Additional query parameters for the OpenAI protocol-based LLM.

Note

Parameters must be in the key=value format. Use ampersands (&) to separate multiple parameters. All values must be strings.

AICallAgentAvatarConfig

Digital human configuration.

Property

Type

Description

agentAvatarId (Optional)

string

The ID of the digital human model. If this is left empty, the value configured for the agent is used.

AICallAgentInterruptConfig

Interruption configuration.

Property

Type

Description

enableVoiceInterrupt

boolean

Specifies whether to enable intelligent interruption.

interruptWords (Optional)

string[]

Specific words or phrases that trigger conversation interruption.

AICallAgentVoiceprintConfig

Voiceprint noise reduction configuration.

Property

Type

Description

useVoiceprint

boolean

Specifies whether to use voiceprint noise reduction for the current sentence.

voiceprintId (Optional)

string

The voiceprint ID. If this is not empty, voiceprint noise reduction is enabled for the current call.

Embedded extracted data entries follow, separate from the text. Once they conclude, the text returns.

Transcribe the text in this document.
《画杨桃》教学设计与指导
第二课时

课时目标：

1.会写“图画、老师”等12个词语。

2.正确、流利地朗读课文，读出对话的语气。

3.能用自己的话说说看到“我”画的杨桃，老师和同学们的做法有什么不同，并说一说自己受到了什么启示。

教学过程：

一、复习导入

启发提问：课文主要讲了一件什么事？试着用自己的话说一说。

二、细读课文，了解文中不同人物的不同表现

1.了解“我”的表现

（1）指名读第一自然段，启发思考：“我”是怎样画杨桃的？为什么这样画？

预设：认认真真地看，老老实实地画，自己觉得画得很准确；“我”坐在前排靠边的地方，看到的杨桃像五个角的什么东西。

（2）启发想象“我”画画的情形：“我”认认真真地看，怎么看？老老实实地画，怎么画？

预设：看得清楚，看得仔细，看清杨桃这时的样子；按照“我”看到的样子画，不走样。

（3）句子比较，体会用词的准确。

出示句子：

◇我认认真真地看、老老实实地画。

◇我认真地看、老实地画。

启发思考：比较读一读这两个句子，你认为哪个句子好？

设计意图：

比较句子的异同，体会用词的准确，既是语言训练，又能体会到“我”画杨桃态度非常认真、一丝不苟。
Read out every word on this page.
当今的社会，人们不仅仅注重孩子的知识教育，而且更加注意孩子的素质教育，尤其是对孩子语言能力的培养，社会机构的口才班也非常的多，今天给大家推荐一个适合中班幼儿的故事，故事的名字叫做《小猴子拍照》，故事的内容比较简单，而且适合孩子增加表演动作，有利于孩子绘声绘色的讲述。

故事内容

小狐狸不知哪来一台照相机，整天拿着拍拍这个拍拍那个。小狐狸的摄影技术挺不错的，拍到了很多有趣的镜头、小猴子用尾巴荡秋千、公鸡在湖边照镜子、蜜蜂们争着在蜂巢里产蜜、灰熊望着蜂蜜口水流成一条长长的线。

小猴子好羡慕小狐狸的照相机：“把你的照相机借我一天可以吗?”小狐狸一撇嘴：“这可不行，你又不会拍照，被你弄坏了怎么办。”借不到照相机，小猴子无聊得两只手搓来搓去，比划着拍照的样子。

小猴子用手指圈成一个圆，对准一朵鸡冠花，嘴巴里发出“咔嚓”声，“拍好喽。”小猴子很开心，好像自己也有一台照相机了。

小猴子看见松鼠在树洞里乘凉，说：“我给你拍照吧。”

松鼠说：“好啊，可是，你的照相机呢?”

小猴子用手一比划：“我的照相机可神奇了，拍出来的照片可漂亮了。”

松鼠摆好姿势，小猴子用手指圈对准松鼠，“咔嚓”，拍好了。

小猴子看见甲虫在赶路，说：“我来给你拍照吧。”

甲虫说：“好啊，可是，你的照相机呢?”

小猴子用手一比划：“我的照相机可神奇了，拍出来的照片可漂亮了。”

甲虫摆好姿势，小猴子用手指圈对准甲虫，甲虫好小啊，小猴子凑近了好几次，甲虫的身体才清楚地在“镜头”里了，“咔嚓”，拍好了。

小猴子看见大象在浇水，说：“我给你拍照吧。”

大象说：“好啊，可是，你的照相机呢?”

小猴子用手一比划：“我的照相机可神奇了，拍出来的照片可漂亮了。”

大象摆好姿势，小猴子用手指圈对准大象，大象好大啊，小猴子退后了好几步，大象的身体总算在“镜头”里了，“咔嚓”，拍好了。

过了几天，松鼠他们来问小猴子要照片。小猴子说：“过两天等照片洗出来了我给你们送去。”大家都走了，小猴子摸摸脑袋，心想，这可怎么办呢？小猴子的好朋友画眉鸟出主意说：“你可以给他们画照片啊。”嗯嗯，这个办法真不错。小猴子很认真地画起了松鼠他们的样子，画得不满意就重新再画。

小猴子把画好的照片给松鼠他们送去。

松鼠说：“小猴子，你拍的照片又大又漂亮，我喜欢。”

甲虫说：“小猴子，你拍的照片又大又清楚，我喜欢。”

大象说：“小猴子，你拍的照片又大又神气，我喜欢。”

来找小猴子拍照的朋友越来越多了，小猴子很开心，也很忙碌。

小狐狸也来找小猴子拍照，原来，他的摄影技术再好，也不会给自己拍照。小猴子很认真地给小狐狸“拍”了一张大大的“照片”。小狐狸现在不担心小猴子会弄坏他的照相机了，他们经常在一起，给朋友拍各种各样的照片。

AICallAgentTurnDetectionConfig

Turn detection configuration.

Property

Type

Description

turnEndWords (Optional)

string[]

Specific words for sentence breaking, for example, "Over" or "I'm done."

mode

AICallTurnDetectionMode

The mode for determining whether the user has finished speaking. The default is Semantic, which uses AI to determine whether the user has finished speaking based on semantics.

semanticWaitDuration

number

The custom wait time for semantic sentence breaking, in milliseconds. Valid values: [0, 10000]. If you set this to a value less than 0, the value is not sent to the server (the server-side default value of -1 is used, and the AI automatically determines the appropriate wait time).

Note

If AICallTurnDetectionMode is set to Normal, the semanticWaitDuration field is invalid.

AICallAgentVcrResult

VCR detection result.

Property

Type

Description

data

JSONObject

All VCR detection results returned by the agent.

stillFrameMotion

FrameMotionResult

Still frame detection result.

invalidFrameMotion

FrameMotionResult

Invalid frame detection result.

peopleCount

PeopleCountResult

People count detection result.

equipment

EquipmentResult

Electronic device detection result.

headMotion

HeadMotionResult

Head motion detection result.

AICallAgentVcrConfig

VCR configuration.

Property

Type

Description

data

JSONObject

When a user passes a JSON object, it is cached. The object is then used to generate a JSON string, which allows for custom extensions.

stillFrameMotion

AICallAgentVcrFrameMotionConfig

VCR still frame detection configuration.

invalidFrameMotion

AICallAgentVcrFrameMotionConfig

VCR invalid frame detection configuration.

peopleCount

AICallAgentVcrBaseConfig

VCR real-time people count detection configuration.

equipment

AICallAgentVcrBaseConfig

VCR electronic device detection configuration.

headMotion

AICallAgentVcrBaseConfig

VCR head motion detection configuration.

AICallAgentVcrBaseConfig

Basic VCR detection configuration.

Property

Type

Description

enable

boolean

Specifies whether to enable the feature.

AICallAgentVcrFrameMotionConfig

VCR frame motion detection configuration.

Property

Type

Description

callbackDelay

number

The delay before the callback is triggered, in milliseconds. Default value: 3000 ms.